The link for this week's live-streamed service is here.

The month of October was a very busy one at SPPC and included our "cozy toes" campaign. You can see in these photos, Christian love in action.
As noted previously, we've gone beyond socks in this program and now collect personal items as well as coats, sweaters, underwear, and boots.

It is all gathered and sent on to The Mustard Seed. This marvellous, compassionate organization has been helping the vulnerable on our streets since 1975.
In the past four or five decades nearly all of the agencies in our area have evolved and expanded. The Open Door began in 1986 with a peanut butter sandwich and a sympathetic ear in an upstairs room at Metropolitan United Church. The Upper Room, founded in 1967, was a simple coffee house, offering a meal and shelter to those living rough on the streets of Victoria. Eventually, those two organizations joined forces to become Our Place, which now serves over half a million meals per year, provides hot showers, medical care, clean clothing, and help with housing.
Cool Aid began in 1968 as a hostel for transient youth travelling across the country. It didn't take long until they realized there was a need for more and added medical and dental clinics
In 1975, Rev. Gipp Forster set up a prayer stool in a closet in his shop and The Mustard Seed Street Church began. Anyone could come to pray and receive spiritual and practical care. For a time he had a broadcast on local radio.
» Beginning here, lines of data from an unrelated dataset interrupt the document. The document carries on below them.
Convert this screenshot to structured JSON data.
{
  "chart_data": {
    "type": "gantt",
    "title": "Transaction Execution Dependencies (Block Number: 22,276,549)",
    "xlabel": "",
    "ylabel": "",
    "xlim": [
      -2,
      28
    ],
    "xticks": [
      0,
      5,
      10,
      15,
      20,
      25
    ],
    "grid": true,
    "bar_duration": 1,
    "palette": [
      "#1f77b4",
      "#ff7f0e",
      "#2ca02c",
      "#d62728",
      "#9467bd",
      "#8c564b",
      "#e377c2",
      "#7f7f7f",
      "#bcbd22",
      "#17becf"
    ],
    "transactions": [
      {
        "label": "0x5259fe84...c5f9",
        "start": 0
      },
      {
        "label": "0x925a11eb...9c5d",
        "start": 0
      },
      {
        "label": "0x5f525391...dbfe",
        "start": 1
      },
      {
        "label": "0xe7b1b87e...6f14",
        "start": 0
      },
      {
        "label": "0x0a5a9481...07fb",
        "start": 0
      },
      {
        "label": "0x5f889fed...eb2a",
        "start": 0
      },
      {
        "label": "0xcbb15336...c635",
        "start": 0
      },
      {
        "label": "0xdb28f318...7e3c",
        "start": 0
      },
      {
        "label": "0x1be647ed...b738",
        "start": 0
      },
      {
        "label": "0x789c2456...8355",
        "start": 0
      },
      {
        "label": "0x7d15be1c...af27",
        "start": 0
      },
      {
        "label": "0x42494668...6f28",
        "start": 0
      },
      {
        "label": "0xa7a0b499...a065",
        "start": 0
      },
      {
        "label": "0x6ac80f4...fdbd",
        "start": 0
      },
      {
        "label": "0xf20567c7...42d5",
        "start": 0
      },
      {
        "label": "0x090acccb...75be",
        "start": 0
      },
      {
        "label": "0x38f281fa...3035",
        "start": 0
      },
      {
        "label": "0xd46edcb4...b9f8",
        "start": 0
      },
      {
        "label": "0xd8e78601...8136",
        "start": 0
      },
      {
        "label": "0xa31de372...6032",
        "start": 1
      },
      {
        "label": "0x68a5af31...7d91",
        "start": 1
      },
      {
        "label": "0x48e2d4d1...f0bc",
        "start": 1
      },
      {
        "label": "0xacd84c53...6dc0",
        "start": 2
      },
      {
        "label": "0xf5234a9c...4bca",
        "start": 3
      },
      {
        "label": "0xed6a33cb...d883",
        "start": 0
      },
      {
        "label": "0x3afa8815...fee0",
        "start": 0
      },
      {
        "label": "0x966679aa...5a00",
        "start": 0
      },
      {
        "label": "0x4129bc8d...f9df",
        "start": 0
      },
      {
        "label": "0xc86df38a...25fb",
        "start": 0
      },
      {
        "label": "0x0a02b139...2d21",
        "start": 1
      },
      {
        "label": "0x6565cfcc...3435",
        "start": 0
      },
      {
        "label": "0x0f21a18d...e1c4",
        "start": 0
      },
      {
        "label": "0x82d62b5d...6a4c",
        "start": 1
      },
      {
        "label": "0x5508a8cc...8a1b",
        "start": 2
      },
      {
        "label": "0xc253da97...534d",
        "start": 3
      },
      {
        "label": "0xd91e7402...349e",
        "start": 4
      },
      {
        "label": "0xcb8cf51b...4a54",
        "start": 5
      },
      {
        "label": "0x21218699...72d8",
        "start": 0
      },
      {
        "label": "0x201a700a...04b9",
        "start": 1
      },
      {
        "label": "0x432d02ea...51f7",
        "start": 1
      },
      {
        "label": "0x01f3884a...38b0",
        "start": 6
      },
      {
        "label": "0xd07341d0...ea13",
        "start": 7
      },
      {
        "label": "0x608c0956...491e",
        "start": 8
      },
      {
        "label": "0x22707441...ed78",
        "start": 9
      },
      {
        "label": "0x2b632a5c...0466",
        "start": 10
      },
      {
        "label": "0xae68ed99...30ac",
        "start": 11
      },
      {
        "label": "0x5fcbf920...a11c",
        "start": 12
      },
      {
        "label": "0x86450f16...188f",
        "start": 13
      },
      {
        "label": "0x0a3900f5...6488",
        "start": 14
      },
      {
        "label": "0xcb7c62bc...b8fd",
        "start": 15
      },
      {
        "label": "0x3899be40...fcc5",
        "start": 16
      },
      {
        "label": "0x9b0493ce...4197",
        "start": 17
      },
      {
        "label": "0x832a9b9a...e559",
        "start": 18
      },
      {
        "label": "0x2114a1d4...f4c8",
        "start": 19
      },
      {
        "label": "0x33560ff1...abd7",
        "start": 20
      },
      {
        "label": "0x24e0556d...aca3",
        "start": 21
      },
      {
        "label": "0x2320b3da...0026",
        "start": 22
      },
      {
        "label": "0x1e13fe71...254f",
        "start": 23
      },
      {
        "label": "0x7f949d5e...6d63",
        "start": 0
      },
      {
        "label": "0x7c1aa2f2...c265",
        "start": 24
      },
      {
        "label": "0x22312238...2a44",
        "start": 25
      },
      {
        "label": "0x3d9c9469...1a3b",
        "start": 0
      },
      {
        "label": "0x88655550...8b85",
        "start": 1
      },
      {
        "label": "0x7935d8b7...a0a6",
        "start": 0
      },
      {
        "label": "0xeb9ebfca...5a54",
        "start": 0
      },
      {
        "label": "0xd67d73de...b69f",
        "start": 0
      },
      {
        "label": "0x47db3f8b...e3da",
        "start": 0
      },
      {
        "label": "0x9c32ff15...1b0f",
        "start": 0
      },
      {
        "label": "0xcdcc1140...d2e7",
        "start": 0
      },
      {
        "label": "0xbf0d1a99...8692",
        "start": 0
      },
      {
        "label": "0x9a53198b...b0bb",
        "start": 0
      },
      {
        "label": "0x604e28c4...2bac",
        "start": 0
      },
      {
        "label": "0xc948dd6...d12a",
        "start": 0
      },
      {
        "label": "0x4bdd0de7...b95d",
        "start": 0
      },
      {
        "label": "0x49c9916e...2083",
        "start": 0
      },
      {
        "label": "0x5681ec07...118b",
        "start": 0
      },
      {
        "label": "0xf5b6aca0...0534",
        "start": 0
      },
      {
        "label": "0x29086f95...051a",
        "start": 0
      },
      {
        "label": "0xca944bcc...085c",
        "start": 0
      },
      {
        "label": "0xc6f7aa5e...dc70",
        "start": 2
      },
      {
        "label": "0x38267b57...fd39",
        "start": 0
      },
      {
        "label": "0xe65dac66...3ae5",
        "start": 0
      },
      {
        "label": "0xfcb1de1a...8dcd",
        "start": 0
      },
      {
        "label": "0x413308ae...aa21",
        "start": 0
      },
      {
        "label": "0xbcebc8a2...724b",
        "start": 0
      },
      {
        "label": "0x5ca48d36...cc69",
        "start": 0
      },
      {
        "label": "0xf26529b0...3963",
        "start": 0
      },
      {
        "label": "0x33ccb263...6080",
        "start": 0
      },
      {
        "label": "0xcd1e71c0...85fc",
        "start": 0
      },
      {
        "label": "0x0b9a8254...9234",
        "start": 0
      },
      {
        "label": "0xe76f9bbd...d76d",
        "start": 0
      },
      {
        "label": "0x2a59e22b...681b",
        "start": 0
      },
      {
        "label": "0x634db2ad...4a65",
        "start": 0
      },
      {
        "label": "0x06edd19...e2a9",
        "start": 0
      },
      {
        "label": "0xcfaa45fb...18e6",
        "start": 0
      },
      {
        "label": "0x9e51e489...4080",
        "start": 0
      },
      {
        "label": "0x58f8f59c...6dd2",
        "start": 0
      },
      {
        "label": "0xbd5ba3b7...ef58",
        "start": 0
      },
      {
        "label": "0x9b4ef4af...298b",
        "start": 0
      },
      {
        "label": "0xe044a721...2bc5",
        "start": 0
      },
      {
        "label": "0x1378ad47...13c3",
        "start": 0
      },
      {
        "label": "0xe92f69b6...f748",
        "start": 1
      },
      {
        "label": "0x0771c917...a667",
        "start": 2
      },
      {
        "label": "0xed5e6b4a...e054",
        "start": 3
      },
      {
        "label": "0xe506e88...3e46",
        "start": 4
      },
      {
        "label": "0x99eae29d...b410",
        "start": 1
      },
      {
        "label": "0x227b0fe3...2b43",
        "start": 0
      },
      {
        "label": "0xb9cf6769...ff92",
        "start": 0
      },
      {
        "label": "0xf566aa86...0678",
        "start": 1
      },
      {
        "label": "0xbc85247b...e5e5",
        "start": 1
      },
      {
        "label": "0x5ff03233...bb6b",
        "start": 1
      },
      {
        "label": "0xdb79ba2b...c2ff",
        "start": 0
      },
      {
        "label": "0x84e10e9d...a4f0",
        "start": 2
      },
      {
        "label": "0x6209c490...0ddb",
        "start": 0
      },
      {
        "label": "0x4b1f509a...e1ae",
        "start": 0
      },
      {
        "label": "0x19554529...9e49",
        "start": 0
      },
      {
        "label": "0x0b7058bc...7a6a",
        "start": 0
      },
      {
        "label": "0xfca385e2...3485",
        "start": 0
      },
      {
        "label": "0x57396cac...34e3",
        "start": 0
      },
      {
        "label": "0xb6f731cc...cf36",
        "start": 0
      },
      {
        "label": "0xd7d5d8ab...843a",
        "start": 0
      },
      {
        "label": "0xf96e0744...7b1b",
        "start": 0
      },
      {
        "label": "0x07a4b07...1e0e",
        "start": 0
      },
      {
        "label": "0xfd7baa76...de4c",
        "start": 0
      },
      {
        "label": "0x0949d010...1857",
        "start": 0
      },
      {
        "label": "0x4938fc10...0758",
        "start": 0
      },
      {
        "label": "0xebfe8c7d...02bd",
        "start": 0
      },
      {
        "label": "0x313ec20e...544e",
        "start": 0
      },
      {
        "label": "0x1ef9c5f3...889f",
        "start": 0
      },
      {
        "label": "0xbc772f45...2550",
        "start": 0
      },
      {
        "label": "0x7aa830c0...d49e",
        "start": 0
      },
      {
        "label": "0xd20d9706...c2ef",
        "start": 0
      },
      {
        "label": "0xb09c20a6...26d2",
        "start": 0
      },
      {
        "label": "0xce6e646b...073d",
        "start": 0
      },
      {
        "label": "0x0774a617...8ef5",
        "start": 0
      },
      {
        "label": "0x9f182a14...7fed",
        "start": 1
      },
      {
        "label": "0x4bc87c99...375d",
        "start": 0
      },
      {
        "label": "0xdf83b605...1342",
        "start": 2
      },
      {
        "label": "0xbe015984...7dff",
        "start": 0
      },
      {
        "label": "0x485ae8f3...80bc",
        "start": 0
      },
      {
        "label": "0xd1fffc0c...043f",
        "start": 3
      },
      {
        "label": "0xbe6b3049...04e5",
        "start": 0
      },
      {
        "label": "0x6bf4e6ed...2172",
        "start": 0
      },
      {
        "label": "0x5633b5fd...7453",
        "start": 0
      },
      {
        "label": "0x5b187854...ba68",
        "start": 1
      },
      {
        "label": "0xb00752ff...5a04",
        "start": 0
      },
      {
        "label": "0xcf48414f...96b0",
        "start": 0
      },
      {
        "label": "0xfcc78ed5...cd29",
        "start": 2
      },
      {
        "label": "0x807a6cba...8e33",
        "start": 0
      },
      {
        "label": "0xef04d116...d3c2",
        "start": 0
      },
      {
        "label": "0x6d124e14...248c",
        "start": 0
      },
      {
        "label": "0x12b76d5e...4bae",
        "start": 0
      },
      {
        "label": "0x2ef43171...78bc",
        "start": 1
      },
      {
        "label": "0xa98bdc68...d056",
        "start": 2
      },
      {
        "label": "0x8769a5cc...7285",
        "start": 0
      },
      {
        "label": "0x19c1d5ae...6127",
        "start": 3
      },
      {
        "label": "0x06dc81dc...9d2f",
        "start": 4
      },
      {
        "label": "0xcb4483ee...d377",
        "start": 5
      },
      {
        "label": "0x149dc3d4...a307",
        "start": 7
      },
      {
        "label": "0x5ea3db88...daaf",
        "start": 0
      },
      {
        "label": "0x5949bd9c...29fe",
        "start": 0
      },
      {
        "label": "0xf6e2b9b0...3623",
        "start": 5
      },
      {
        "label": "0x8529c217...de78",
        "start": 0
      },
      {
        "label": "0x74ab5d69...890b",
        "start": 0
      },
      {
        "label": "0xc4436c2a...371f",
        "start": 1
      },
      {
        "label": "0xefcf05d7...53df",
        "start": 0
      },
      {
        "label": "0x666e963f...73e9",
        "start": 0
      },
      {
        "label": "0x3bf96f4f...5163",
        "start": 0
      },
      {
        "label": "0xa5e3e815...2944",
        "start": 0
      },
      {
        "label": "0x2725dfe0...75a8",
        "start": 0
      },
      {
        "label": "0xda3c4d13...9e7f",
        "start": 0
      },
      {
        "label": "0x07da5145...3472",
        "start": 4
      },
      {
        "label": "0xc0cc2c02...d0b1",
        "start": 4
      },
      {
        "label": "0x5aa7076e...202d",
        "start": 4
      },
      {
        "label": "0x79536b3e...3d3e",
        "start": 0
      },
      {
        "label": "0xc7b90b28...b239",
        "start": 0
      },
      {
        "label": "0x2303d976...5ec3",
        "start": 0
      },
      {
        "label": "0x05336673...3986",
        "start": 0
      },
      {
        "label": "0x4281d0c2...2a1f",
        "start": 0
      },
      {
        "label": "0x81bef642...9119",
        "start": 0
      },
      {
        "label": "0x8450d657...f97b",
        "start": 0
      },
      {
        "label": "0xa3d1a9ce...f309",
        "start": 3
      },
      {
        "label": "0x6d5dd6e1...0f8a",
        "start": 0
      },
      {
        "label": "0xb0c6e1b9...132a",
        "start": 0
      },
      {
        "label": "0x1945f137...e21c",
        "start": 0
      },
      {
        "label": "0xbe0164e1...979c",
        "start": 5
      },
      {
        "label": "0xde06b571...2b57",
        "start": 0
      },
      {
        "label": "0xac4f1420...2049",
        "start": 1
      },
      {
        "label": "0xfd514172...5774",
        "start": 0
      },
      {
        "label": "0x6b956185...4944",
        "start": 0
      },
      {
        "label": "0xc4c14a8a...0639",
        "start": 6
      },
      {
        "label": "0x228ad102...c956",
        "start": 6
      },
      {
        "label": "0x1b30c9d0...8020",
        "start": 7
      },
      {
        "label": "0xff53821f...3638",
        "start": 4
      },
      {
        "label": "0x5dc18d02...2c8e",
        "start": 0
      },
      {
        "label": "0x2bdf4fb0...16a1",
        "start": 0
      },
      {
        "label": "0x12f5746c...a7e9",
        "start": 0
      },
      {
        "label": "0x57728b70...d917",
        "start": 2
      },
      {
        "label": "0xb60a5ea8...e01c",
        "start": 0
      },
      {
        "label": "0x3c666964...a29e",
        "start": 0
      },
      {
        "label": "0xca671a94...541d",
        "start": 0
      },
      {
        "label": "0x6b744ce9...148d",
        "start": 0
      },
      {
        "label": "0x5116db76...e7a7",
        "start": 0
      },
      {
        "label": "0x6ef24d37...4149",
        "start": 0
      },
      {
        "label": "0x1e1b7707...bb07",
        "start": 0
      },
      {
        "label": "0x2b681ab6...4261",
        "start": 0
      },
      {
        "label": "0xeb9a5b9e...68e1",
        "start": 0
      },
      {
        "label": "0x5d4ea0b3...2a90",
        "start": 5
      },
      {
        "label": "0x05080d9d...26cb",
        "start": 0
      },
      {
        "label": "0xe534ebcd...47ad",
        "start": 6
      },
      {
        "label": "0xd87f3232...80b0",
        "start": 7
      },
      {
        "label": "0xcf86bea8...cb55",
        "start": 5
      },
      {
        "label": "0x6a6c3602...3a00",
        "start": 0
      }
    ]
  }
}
I remember the homilies began with "I'm Gipp Forster and I'm a street pastor." Today the Mustard Seed provides family support, maintains a huge food bank, operates "Hope Farm" in Duncan, offers hospitality at a drop-in centre and conducts services and offers spiritual guidance in their church.
For all the growth and expansion the passing years have wrought, they have never forgotten their core values, including,
Christianity: knowing that love comes from Christ and redemption is the way of God’s Kingdom, we serve and lead as a response to that love, shared with our neighbours, a love that pervades everything that we do and are.

If we were to look at these agencies, along with the plethora of soup kitchens and clothing drives operating out of church halls and service clubs, we would say the "industry" is thriving. Their customer base expands year after year, their budget increases, community buy-in is huge, their payrolls expand. . . . Sadly, this "success" is not the aim. Nothing would make these "helping ministries" happier than to be out of business, in a city where hunger and homelessness do not exist.
Until that day, they spread the love of Christ amongst the disadvantaged and vulnerable in Victoria.

At SPPC we are privileged to add our gifts -- a warm sock, a thick coat, a tube of toothpaste -- to their larger ministry.